Intra-Class Correlation
m0_lme <- lme(Sal95 ~ 1, random = ~ 1|Dept, data = gender, method = "ML")
summary(m0_lme)## Linear mixed-effects model fit by maximum likelihood
## Data: gender
## AIC BIC logLik
## 6380.073 6390.767 -3187.036
##
## Random effects:
## Formula: ~1 | Dept
## (Intercept) Residual
## StdDev: 77875.46 46044.76
##
## Fixed effects: Sal95 ~ 1
## Value Std.Error DF t-value p-value
## (Intercept) 161820 32004.69 255 5.056132 0
##
## Standardized Within-Group Residuals:
## Min Q1 Med Q3 Max
## -3.1749606 -0.6715005 -0.1370858 0.5888108 3.3605279
##
## Number of Observations: 261
## Number of Groups: 6Here, we try to see if Salary is an Gender-Level or Department-Level thing.

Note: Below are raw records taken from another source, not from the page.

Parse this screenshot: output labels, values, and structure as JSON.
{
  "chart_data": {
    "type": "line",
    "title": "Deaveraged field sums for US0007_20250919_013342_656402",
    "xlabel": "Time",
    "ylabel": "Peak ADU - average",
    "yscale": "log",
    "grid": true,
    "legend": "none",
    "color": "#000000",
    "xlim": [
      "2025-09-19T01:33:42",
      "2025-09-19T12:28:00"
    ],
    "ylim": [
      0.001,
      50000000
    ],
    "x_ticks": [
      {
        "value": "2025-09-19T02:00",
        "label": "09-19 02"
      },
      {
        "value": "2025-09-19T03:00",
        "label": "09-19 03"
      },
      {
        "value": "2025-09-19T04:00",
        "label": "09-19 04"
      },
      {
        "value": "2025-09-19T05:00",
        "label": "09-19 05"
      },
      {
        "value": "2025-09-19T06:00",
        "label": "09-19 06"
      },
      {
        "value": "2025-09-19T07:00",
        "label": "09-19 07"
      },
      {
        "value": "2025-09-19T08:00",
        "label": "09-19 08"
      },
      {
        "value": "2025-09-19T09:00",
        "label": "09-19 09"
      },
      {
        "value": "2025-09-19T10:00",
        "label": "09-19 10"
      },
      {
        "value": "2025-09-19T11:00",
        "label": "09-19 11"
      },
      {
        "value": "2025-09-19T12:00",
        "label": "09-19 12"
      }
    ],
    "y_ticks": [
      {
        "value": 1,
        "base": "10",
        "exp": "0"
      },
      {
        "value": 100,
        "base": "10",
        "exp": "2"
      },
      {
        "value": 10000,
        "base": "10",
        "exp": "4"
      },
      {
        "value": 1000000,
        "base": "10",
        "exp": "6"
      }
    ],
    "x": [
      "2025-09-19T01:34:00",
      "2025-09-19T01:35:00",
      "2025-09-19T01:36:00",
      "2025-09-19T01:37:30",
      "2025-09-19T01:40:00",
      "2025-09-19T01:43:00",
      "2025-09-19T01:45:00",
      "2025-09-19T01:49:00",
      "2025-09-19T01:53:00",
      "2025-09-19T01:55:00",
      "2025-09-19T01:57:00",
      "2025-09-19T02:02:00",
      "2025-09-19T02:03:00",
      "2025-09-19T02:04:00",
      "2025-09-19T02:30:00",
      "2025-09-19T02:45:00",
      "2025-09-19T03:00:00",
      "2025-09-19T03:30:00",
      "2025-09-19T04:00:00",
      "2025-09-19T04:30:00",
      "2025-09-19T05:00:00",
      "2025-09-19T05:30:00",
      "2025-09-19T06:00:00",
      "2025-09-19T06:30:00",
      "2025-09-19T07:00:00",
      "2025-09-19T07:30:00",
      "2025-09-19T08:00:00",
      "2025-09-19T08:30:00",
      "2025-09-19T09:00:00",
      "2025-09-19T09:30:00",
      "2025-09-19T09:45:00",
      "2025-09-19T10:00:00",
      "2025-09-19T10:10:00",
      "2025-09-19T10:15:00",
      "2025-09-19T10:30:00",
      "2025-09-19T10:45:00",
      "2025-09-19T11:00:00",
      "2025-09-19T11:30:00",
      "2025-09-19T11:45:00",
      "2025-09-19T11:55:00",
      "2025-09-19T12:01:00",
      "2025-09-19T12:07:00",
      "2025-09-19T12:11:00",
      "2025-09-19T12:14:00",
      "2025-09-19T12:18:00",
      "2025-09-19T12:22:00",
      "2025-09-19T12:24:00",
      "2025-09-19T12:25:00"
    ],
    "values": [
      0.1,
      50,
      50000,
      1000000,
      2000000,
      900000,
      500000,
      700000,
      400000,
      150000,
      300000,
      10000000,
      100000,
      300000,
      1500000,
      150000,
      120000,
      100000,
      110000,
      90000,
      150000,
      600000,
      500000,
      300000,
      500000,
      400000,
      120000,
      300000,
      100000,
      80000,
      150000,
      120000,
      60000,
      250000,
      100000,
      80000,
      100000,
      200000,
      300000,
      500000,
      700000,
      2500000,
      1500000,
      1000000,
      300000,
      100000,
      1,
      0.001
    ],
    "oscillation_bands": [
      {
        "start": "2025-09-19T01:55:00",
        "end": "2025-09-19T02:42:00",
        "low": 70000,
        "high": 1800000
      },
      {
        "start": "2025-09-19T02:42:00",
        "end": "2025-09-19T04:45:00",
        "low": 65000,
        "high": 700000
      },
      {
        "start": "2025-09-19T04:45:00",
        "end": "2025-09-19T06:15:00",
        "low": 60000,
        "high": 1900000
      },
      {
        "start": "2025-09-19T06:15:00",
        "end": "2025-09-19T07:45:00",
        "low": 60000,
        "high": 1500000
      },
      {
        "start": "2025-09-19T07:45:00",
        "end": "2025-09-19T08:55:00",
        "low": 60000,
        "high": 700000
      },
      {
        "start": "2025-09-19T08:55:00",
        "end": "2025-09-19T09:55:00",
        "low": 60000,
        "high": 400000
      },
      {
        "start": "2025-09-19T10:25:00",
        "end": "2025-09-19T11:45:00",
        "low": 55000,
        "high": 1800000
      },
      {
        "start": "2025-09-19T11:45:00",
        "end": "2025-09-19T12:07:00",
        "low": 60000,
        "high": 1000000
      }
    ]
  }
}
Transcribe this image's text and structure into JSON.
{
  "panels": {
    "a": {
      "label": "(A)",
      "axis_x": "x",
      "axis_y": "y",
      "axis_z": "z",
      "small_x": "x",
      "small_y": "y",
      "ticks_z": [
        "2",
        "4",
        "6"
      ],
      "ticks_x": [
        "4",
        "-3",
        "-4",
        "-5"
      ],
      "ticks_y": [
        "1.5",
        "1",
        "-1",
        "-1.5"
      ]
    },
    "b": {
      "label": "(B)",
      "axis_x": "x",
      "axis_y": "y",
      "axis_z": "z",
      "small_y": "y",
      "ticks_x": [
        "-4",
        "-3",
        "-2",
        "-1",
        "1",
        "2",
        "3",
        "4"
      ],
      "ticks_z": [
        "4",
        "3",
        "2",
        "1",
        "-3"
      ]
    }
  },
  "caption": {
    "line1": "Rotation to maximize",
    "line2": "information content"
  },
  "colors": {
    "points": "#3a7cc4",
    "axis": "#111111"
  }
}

77875.46/(77875.46+46044.76)=0.62852352
About 62.8% of the total variation in Salary can be attributed to Department-Level influences. The other 37.2% can be attributed to Gender-Level.
intervals(m0_lme)## Approximate 95% confidence intervals
##
## Fixed effects:
## lower est. upper
## (Intercept) 98913.63 161820 224726.3
## attr(,"label")
## [1] "Fixed effects:"
##
## Random Effects:
## Level: Dept
## lower est. upper
## sd((Intercept)) 44007.34 77875.46 137808.6
##
## Within-group standard error:
## lower est. upper
## 42217.16 46044.76 50219.39Conclusion
The intial ecological analysis showed that there was an effect between Gender and Salary, however we could not conclude that to be true because the analysis was department level. After doing several pooling anlysis and intra-class correlation, the results showed the effect to be true.